I think there’s something about the idea of finding the hidden surprise flavour, not just with the food itself but with the discovery it brings, which was especially true in India. On my first trip, I didn’t have a phone or Google Maps, so even finding a samosa store would be an adventure! You’d get lost and you end your day not having found the samosa and having gone completely off track to somewhere else … and there would still be an adventure.
Mario’s favourite restaurants are on the street
Nice. What’s the worst food disaster you’ve ever had, then?
Well, I think it was maybe in the second year that I was in Australia, somebody gave me this sourdough starter. That was my first attempt at baking bread and for months I would try to bake based on this piece of paper I had with some instructions and they would never work.

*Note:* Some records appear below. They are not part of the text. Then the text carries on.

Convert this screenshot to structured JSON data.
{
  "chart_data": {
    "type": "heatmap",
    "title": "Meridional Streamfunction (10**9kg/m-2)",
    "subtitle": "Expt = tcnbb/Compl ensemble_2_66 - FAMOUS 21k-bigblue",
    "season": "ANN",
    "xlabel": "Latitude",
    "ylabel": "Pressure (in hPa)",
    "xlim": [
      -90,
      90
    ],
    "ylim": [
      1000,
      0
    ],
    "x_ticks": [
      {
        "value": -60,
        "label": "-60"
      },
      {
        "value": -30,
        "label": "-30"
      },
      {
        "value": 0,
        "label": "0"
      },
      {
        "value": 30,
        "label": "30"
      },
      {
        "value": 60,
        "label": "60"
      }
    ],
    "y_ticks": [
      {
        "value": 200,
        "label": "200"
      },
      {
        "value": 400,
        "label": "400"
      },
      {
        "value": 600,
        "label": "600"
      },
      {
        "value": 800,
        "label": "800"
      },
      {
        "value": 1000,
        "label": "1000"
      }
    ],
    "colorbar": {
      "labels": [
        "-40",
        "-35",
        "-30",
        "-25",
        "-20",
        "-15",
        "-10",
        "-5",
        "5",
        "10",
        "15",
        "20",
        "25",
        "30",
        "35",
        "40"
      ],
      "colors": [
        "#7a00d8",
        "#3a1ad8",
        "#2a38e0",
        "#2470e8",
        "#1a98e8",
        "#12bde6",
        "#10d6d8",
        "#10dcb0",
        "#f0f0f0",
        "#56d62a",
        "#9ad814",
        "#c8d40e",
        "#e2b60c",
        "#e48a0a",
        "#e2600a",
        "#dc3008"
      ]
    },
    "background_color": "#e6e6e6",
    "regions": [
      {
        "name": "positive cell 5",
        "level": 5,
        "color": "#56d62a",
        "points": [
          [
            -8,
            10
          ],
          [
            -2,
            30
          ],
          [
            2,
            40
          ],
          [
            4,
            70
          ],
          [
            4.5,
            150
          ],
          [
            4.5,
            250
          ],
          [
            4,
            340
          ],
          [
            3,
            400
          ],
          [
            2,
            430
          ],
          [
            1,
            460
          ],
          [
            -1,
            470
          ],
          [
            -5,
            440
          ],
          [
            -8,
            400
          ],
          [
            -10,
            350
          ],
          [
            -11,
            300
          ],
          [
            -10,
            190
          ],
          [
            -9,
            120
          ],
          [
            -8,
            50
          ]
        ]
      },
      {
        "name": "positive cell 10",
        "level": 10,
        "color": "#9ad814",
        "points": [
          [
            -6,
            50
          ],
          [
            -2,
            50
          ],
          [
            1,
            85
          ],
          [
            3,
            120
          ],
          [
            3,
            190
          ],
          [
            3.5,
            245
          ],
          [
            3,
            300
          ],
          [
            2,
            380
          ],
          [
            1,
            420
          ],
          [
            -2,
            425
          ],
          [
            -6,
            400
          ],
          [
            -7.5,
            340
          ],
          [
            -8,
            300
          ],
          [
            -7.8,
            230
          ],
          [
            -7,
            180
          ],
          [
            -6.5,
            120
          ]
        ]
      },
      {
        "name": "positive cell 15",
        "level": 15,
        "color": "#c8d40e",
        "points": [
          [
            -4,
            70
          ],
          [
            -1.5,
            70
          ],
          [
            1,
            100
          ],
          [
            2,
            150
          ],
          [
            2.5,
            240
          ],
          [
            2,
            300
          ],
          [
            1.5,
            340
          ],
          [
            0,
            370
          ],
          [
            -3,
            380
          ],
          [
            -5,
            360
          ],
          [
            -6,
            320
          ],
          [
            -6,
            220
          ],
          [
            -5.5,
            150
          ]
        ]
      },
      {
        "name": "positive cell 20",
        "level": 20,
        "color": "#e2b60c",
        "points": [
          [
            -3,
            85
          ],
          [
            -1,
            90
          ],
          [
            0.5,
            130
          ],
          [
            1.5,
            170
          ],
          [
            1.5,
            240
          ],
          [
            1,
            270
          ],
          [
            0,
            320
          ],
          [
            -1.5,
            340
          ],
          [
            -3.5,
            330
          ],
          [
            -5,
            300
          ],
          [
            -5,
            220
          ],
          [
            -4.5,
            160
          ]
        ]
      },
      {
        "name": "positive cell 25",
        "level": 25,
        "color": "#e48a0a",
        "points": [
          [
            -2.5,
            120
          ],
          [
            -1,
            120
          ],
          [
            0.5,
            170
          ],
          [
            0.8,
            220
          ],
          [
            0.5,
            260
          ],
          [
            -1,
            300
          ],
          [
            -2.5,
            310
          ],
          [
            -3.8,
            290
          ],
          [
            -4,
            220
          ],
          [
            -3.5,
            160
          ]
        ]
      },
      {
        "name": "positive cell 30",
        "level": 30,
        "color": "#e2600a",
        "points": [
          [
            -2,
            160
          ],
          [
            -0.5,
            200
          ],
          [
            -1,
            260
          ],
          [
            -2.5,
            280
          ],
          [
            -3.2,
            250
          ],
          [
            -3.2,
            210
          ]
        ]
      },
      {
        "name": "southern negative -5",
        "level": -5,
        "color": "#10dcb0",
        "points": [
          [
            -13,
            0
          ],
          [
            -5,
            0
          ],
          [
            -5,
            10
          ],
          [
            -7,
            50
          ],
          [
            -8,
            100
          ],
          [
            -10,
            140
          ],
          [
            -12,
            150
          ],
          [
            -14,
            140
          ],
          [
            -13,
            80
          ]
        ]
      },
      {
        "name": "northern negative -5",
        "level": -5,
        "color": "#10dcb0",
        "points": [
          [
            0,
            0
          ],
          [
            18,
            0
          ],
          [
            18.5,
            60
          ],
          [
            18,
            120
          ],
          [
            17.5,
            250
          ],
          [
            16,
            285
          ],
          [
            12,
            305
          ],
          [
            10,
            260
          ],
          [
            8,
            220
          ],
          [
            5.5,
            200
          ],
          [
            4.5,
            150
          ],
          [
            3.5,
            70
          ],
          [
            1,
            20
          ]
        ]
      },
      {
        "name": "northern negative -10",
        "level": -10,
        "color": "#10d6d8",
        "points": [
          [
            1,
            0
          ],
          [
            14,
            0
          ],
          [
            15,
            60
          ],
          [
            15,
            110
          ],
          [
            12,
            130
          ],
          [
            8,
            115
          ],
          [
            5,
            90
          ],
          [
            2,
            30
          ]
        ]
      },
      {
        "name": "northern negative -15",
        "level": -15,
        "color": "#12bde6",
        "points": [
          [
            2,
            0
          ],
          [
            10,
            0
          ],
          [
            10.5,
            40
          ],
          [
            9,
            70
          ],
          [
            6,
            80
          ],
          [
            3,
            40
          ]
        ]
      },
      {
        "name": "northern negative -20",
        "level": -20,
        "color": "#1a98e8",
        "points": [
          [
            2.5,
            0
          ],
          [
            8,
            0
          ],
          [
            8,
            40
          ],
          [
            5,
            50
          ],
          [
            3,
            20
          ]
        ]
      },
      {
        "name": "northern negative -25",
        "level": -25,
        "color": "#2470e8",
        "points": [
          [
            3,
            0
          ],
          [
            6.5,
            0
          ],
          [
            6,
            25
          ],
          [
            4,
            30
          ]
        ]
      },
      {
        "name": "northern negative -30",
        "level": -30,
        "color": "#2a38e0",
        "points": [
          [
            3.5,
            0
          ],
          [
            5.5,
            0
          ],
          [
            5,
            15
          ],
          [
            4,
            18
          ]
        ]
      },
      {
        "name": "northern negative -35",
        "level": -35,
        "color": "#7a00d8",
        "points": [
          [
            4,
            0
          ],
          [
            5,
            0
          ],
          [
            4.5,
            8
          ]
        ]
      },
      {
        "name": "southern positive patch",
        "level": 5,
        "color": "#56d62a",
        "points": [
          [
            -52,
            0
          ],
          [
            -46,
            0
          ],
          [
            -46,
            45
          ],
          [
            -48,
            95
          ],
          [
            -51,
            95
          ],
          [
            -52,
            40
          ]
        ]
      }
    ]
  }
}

I had these continuous disasters of these bricks of dough that I didn’t want to waste, so I would keep on eating these hard loaves that maybe somebody would call bread but I would not. And that was a long-running disaster, it was like months.
At some point, I gave up, but during COVID, my partner bought me another starter and the first time I was like, “No, take it away!” But then I changed my approach. I tend to spend a lot of time researching and watching videos and reading about new topics, so I looked at it with a new lens, and now it’s working. I could probably build a small house with all those bread bricks I created a few years back!
Interesting. So if you were going to pick someone — anyone, dead or alive — that you can have a good long in-depth conversation with, maybe about food, who would it be?
I’m going to pick Louis Pasteur. I’m reading this book about yeast, because I’m really deep into beer-making. In this book about yeast, they talk about Pasteur, who discovered that it was yeast that would convert the water with starch and sugar into beer. Yeasts are pretty fascinating to me, they’re like these creatures that you can’t see but they do a lot of things. And there’s so many different types of them as well. They’re like a different layer of organisms that enable a lot of things to happen. And I think they enable us to be the way that we are, in a way, because there’s yeast everywhere and they affect how we operate as human beings and how our body reacts to things. So I think I would like to have a chat with him about how he sees the world. Sometimes you talk with scientists that look at the sky and they have a different view of the world because they have a very large-scale view. I wonder how Pasteur would think about the world.
That’s awesome. Thanks Mario! It’s been lovely.